The weight-loss industry in America is massive, to the tune of billions of dollars a year spent on ways and means of making our bodies thinner. Yet obesity is on the rise and shows no signs of abating any time soon. Have we failed? Or perhaps the real question is, has the weight-loss industry failed us?
Gina Kolata, author of Ultimate Fitness and an award-winning writer for The New York Times science section, takes a deep and provocative look at the industry that focuses on playing to our ego’s desire to shed pounds as if our lives, and happiness, depended upon it.
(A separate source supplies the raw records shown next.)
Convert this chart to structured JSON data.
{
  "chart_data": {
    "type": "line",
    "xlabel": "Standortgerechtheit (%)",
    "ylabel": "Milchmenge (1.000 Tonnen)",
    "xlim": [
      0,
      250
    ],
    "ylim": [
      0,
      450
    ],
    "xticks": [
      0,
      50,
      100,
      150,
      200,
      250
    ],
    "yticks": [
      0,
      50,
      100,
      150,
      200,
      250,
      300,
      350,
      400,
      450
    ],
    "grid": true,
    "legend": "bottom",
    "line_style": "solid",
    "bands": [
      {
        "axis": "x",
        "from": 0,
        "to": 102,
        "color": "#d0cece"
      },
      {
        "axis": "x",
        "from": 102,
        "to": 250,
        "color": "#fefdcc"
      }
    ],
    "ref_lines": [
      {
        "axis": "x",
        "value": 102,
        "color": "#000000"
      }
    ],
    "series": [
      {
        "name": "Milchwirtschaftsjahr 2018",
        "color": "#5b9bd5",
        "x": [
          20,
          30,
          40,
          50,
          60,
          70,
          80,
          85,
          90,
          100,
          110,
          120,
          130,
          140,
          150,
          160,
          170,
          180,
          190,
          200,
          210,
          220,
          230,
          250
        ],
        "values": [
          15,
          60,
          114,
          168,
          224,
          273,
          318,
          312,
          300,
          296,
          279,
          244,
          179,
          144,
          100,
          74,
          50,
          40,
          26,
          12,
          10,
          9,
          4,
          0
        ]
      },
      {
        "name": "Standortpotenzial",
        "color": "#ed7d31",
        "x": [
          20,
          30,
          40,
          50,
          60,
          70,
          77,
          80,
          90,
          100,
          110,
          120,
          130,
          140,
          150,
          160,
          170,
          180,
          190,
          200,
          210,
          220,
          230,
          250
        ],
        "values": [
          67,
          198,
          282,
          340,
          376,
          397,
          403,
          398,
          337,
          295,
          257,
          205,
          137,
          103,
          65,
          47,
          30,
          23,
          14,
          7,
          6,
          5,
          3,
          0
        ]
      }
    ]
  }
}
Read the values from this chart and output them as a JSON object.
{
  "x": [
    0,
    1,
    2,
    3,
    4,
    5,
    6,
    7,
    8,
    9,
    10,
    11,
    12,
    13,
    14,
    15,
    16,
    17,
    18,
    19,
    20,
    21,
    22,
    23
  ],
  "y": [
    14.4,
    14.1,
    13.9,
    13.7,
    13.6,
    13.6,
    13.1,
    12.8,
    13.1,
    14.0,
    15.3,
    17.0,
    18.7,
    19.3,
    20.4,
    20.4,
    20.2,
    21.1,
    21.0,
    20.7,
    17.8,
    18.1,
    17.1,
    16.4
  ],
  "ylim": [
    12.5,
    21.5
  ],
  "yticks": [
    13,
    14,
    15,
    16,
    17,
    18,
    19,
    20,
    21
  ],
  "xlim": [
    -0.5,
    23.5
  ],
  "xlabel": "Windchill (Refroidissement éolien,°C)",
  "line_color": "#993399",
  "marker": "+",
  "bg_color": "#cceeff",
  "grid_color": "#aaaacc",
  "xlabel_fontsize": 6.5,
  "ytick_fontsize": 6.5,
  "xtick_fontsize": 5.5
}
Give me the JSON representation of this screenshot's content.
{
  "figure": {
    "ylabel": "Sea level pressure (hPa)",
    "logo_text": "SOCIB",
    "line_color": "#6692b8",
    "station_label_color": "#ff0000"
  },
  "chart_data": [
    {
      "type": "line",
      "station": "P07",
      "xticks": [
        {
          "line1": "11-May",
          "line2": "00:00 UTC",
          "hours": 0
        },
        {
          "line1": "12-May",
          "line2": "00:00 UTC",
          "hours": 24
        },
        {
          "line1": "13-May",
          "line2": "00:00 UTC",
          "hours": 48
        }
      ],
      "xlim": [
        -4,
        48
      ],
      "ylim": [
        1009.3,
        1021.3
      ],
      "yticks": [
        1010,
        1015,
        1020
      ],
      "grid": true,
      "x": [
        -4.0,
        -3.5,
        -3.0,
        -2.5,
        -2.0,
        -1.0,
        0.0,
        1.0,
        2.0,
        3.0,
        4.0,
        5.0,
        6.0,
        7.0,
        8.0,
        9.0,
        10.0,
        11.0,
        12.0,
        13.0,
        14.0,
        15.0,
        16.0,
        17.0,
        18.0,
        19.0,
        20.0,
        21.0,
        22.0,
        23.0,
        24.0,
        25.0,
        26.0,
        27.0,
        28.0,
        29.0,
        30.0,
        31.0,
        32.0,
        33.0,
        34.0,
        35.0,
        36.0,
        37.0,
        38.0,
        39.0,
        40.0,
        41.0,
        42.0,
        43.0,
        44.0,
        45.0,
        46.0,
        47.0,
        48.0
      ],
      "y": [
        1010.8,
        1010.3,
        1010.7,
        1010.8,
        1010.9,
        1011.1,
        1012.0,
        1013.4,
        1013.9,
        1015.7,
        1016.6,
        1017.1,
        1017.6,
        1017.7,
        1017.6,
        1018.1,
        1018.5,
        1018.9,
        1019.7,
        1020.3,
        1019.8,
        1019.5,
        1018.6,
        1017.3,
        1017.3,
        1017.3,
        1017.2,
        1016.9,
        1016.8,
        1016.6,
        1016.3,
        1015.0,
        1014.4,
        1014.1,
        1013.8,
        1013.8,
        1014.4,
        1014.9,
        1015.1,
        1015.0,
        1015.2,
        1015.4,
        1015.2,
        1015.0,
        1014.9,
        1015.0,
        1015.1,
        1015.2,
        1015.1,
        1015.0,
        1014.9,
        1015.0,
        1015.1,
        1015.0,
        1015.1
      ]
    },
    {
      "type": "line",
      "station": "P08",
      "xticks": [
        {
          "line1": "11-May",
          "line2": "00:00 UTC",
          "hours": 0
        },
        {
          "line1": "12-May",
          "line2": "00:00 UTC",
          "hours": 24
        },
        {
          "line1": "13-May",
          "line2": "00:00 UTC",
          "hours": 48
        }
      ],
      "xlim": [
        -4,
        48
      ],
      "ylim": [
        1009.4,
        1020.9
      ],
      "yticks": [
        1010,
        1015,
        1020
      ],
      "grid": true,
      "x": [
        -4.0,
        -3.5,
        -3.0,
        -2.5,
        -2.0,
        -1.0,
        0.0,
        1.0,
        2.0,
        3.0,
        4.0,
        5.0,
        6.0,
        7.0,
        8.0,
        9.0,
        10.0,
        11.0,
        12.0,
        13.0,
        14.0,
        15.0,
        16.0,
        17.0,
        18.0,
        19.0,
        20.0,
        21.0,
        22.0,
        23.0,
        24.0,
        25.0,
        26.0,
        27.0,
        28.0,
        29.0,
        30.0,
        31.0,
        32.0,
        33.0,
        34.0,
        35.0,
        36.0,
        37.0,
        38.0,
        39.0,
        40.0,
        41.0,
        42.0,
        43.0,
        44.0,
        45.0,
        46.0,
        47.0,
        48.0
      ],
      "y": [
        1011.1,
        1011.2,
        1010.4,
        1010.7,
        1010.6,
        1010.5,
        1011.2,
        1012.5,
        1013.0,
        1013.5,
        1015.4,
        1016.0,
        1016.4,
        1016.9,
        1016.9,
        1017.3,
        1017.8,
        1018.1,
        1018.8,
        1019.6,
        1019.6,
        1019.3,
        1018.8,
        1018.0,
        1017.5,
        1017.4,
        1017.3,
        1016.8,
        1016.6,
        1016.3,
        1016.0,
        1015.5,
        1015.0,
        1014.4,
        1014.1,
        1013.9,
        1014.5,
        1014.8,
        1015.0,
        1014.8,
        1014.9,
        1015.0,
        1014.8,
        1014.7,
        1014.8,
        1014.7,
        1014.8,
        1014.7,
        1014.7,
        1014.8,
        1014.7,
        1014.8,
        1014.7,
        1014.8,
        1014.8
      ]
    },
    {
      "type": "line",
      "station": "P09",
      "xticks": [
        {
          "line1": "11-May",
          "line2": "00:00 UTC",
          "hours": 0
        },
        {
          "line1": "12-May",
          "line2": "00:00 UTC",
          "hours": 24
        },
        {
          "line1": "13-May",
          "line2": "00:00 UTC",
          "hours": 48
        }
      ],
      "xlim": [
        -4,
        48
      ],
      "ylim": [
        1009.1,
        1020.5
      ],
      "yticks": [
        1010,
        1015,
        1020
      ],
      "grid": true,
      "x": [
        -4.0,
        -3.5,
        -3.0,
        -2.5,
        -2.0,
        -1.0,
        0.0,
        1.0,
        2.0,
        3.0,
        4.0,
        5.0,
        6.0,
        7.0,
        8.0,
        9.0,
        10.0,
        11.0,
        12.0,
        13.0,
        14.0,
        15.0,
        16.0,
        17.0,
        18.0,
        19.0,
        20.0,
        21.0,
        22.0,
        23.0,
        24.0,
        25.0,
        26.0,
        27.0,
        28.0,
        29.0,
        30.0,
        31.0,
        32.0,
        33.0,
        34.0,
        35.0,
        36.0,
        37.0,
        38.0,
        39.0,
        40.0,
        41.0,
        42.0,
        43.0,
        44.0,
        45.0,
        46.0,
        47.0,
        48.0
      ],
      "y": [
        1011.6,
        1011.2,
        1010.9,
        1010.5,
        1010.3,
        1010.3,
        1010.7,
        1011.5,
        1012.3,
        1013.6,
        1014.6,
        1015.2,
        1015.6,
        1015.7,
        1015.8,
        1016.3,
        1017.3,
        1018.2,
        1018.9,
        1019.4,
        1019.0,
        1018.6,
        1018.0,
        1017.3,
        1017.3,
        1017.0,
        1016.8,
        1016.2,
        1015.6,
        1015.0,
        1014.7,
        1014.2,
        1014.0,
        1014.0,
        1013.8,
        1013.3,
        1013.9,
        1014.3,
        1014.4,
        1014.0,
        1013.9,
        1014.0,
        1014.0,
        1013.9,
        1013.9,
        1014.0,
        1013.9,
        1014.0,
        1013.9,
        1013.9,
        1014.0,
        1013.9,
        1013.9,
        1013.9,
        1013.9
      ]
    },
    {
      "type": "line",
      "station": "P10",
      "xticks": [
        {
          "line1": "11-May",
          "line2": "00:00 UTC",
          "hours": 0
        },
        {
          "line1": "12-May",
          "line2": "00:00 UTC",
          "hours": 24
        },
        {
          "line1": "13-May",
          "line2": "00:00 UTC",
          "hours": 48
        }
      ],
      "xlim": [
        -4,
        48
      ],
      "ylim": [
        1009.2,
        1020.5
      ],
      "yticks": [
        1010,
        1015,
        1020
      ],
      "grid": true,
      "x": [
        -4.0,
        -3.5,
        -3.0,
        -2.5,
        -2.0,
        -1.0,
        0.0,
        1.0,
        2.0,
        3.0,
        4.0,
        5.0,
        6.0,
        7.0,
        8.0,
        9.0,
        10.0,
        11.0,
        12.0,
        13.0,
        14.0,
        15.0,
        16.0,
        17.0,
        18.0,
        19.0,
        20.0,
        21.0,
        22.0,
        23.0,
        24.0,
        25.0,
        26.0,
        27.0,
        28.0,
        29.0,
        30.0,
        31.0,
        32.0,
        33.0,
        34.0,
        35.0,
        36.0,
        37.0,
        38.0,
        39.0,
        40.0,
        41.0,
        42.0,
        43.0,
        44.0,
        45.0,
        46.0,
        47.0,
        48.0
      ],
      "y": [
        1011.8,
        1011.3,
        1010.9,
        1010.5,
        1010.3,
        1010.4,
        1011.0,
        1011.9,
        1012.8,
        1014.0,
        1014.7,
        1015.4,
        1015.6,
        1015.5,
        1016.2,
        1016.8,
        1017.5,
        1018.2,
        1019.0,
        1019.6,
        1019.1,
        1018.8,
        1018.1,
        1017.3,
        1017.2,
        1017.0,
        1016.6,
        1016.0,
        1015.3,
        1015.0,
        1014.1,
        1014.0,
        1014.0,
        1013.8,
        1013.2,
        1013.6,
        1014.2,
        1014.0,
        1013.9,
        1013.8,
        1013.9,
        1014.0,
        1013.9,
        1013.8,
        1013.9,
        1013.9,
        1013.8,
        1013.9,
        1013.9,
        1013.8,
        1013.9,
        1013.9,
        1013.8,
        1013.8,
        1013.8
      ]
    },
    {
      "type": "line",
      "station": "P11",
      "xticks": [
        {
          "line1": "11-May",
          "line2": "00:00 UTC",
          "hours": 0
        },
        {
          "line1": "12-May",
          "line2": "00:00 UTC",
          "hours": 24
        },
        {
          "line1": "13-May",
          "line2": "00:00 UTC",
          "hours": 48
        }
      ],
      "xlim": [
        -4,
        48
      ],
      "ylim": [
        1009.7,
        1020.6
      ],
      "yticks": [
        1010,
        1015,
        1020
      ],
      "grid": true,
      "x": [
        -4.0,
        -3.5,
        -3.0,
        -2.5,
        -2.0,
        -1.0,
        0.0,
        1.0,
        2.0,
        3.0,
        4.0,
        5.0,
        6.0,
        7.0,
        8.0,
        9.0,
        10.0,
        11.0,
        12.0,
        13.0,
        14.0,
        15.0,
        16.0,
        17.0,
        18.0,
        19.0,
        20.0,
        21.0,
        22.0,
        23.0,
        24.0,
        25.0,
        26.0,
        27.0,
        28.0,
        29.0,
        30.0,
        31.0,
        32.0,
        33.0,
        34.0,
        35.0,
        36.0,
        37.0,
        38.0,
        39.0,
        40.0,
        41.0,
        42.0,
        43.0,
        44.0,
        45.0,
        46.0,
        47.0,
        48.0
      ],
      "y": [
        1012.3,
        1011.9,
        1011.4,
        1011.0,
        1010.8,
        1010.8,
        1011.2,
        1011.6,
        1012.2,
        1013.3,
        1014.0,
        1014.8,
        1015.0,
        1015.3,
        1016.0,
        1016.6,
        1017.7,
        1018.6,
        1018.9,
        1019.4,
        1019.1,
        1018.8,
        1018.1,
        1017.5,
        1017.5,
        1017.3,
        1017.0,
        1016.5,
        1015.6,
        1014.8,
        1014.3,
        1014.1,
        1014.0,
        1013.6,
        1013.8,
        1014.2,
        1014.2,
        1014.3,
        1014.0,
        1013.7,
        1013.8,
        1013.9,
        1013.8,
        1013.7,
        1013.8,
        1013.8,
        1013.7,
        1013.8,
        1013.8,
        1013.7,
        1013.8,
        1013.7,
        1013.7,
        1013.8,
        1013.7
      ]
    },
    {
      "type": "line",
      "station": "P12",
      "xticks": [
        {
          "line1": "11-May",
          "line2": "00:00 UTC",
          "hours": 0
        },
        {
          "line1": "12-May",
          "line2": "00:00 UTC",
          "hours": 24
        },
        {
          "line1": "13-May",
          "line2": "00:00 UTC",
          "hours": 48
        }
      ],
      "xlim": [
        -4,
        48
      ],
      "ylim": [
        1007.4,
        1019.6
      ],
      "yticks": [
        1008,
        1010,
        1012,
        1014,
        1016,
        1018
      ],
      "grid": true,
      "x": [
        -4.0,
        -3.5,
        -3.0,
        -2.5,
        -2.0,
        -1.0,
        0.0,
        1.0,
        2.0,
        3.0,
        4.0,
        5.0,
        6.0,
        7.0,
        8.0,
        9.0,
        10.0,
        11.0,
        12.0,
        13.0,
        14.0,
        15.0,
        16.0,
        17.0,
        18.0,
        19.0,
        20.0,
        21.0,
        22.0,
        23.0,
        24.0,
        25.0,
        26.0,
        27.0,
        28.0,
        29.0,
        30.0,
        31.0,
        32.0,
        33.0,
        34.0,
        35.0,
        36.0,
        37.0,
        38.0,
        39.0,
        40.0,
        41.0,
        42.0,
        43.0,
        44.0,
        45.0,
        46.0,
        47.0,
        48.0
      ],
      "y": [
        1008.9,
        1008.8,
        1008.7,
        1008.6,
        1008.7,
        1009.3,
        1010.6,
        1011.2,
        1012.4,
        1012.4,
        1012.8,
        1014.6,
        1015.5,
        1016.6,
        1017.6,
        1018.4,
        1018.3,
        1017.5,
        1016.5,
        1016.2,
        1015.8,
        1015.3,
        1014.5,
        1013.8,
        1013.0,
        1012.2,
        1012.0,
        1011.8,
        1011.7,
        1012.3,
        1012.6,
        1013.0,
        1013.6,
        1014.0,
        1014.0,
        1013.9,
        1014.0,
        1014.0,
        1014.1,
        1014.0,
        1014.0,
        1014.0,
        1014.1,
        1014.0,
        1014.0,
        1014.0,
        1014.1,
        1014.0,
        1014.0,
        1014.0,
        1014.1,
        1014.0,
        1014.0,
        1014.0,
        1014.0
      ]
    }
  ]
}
Kolata digs down to the roots of the weight-loss industry and examines their motives of profit and impossible ideals catered to an audience hungry, pardon the pun, for success at losing pounds and gaining back their sense of selves.
With tons of scientific studies, including an ongoing study Kolata follows with four dieters using the Atkins and low-calorie approaches, the end result will surprise people about just how tough losing weight, and keeping it off, really is. Add to that plenty of anecdotal stories to boot, and the author offers a plateful of reality amidst the hype and claims made by companies pushing pills, surgeries and exercise plans that promise to magically remove excess flab.
This is not a how-to or diet book. It is a serious, yet common-sense, approach to understanding the truth about why we gain weight, and how it comes off for life; no magic pill can ever achieve that goal. For a society obsessed with losing weight and looking good, the truth is a godsend - and for some, maybe even a lifesaver.